Nepal is getting ready for another election. After dissolution of the constituent assembly a year ago, it will be the country’s second attempt in five years at electing representatives who would hopefully draft the new constitution.

The 2008 elections, the first after the civil war, promised to usher in a New Nepal. There were visible changes – abolition of monarchy and the country becoming a republic – but the main task of promulgating a new constitution remained incomplete.

After months of squabbling, the parties handed over the reins of power to an interim government headed by the country’s chief justice with the sole objective of conducting polls to elect another constituent assembly.

Three months after taking charge last week, November 19 was declared as the date of election. The announcement has been welcomed by many countries including India with assurances of support.

There’s still a possibility that polling may not be held on the said date as 33 parties including the Communist Party of Nepal-Maoist, a breakaway faction of Unified Communist Party of Nepal (Maoist), have decided to boycott and even disrupt the polls. But that’s another matter.

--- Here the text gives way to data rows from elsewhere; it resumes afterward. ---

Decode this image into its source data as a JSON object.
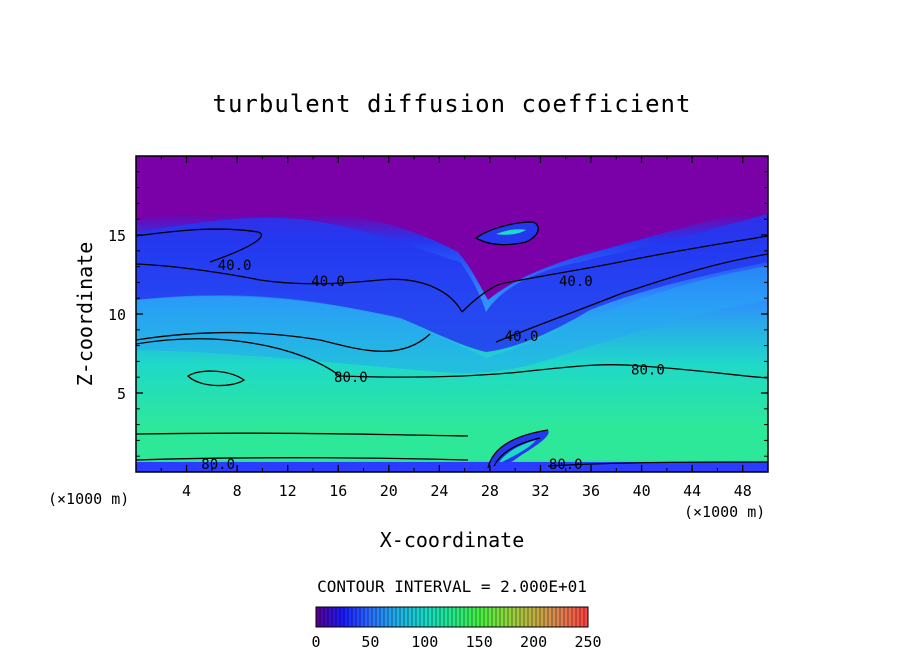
{
  "chart_data": {
    "type": "heatmap",
    "title": "turbulent diffusion coefficient",
    "xlabel": "X-coordinate",
    "ylabel": "Z-coordinate",
    "x_unit_left": "(×1000 m)",
    "x_unit_right": "(×1000 m)",
    "xlim": [
      0,
      50
    ],
    "ylim": [
      0,
      20
    ],
    "x_ticks": [
      "4",
      "8",
      "12",
      "16",
      "20",
      "24",
      "28",
      "32",
      "36",
      "40",
      "44",
      "48"
    ],
    "y_ticks": [
      "5",
      "10",
      "15"
    ],
    "contour_interval_label": "CONTOUR INTERVAL = 2.000E+01",
    "contour_labels": [
      {
        "text": "40.0",
        "x": 7.8,
        "z": 13.1
      },
      {
        "text": "40.0",
        "x": 15.2,
        "z": 12.1
      },
      {
        "text": "40.0",
        "x": 34.8,
        "z": 12.1
      },
      {
        "text": "40.0",
        "x": 30.5,
        "z": 8.6
      },
      {
        "text": "80.0",
        "x": 17.0,
        "z": 6.0
      },
      {
        "text": "80.0",
        "x": 40.5,
        "z": 6.5
      },
      {
        "text": "80.0",
        "x": 6.5,
        "z": 0.5
      },
      {
        "text": "80.0",
        "x": 34.0,
        "z": 0.5
      }
    ],
    "colorbar": {
      "min": 0,
      "max": 250,
      "ticks": [
        "0",
        "50",
        "100",
        "150",
        "200",
        "250"
      ],
      "colors": [
        "#5a008c",
        "#1a1aff",
        "#2a6fff",
        "#1fb0e8",
        "#18d8c8",
        "#22e88c",
        "#44ee44",
        "#8cd83c",
        "#c0b040",
        "#e08050",
        "#ff4040"
      ]
    },
    "field_colors": {
      "upper": "#7a00a8",
      "band": "#2438f0",
      "mid": "#2f8cff",
      "lower": "#1fd9c8",
      "near_ground": "#2ee89a",
      "ground": "#2a3cff"
    }
  }
}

Like in 2008, Nepal would require logistical and financial support from its neighbours India and China and other donor countries to conduct the polls in an efficient manner.

Reports say the election commission and the foreign and finance ministries have prepared a list of 67 items that Nepal would need from other countries for the election.

A formal request has already been sent to New Delhi to provide 500 vehicles in grant – like it did during the previous polls. Electronic voting machines and ballot boxes are other items sought from the southern neighbour.

Talks are underway with other countries and lists are being prepared on the items that can be sought as assistance. But offers of financial aid have already started pouring in.

On Monday, UK announced additional assistance of £4 million to the Nepal Peace Trust Fund and £2 million more to ensure women’s participation, election observation and training for journalists.

This would take UK’s support to the election to a total of £14.5 million. Switzerland, Denmark and Finland have also assured additional sums to aid the election process.

Similar announcements of support are expected in coming days from other countries like Germany, France, US, Japan and the European Union. The final sum, both in terms of logistics and financial aid, is expected to be substantial.

This is where a problem could arise. A report in The Himalayan Times last month stated that the government has no idea of how much money came in as foreign assistance during the 2008 polls and how much of it was spent.

The government needs to ensure that this doesn’t get repeated again and the money and logistics provided by foreign donors gets utilised properly for conduct of free and fair polls.